Recent developments bring both promise and peril for Hawaii. Tourism prospects are positive, despite the delayed Japanese market recovery. Construction activity will remain high, and inflation is receding rapidly, setting the stage for real income gains. On the flip side, the Fed’s aggressive rate hikes and liquidity problems sparked by recent bank failures threaten the US and global economies. A national recession will weigh on Hawaii later this year, but local sources of strength should keep our heads above water.
UHERO’s Peter Fuleky provides a summary of the 2023 second quarter forecast report in this episode of “UHERO Focus”
4 thoughts on “UHERO Forecast for the State of Hawaiʻi: Promise and Peril for the Hawaii Economy”
Nice presentation. The Forecast says, “We expect the US economy to be in recession by the fourth quarter of this year.” Hard to know what that means. The NBER’s Business Cycle Dating Committee, says that a recession is the period between a peak and a trough, but it is not a RECESSION unless the period lasts “longer than a few months.” Let’s say that means at least four months. So for the economy to be in recession in November requires that the economy contracted every month from July-Oct. Is that your interpretation (say using the Chicago Fed’s monthly indicator)? Or does it mean that a quarterly measure (say from BEA) will turn out to be negative in the third and fourth quarters of this year but we won’t know that until sometime in 2024?
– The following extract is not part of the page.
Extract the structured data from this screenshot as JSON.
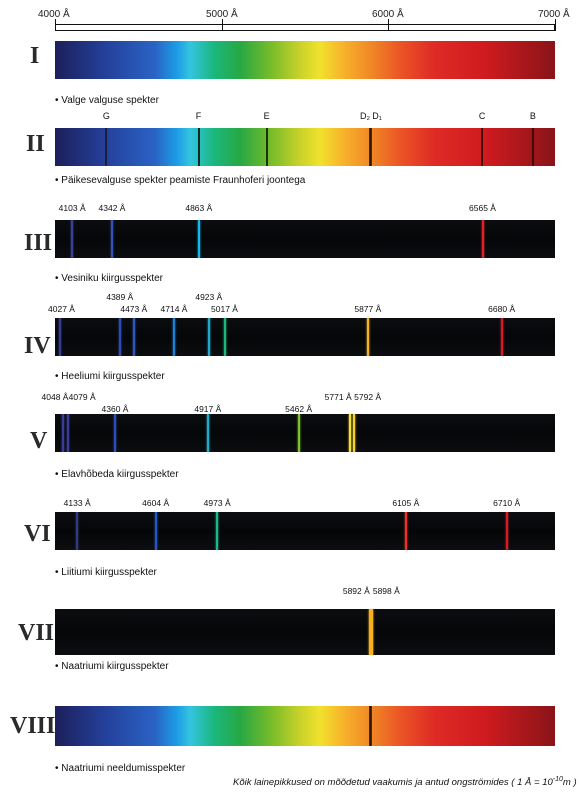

Jim, thank you for your comment. There are several factors pushing the US economy closer to a slowdown. The Fed’s monetary policy explicitly tries to cool the economy. The rapid rise in interest rates seems to have caught some banks off-guard. To maintain liquidity, banks have raised lending standards. The high interest rates and tight credit environment make it harder for businesses (especially small ones) to operate. Already, real estate sales have plummeted, retail sales are weakening, and manufacturing has been contracting since the end of last year. These indicators reflect the state of the economy before the most recent 25bp hike by the Fed. At the same time, the aggregate labor market remains buoyant and wages continue to rise at a fast clip, providing little reason for the Fed to change its restrictive stance. Add to the mix the looming breach of the debt ceiling. Given past experience, Washington won’t act before actual economic damage has occurred. The growing pile of obstacles increases the downside risk. Hence our expectation is that the US will begin to experience a “wide-ranging decline in economic activity” (definition of a recession) before the end of this year. The exact timing (and depth) depends on when the hurdles listed above overwhelm the still present upward momentum in the economy and trigger a change of policy. The downswing can extend into next year. So, to finally answer your question: we think that a downturn will begin but may not be over by the end of this year. And yes, the NBER will look back at this period and determine the onset and duration of the recession at a later date.
John Kenneth Galbraith said, “The only functional of economic forecasting is to make astrology look respectable.”
Thanks, Peter. On May 3, Steve Liesman asked Jay Powell whether the Fed still follows a separation doctrine between monetary policy and banking regulation. Powell effectively said, “yes,” because the two are “not in conflict.” Obviously, that’s not true. Wall Street believes that the Fed will pause at the next meeting, not because inflation has been tamed or because the labor market is depressed, but because credit is tight and banking is still a problem.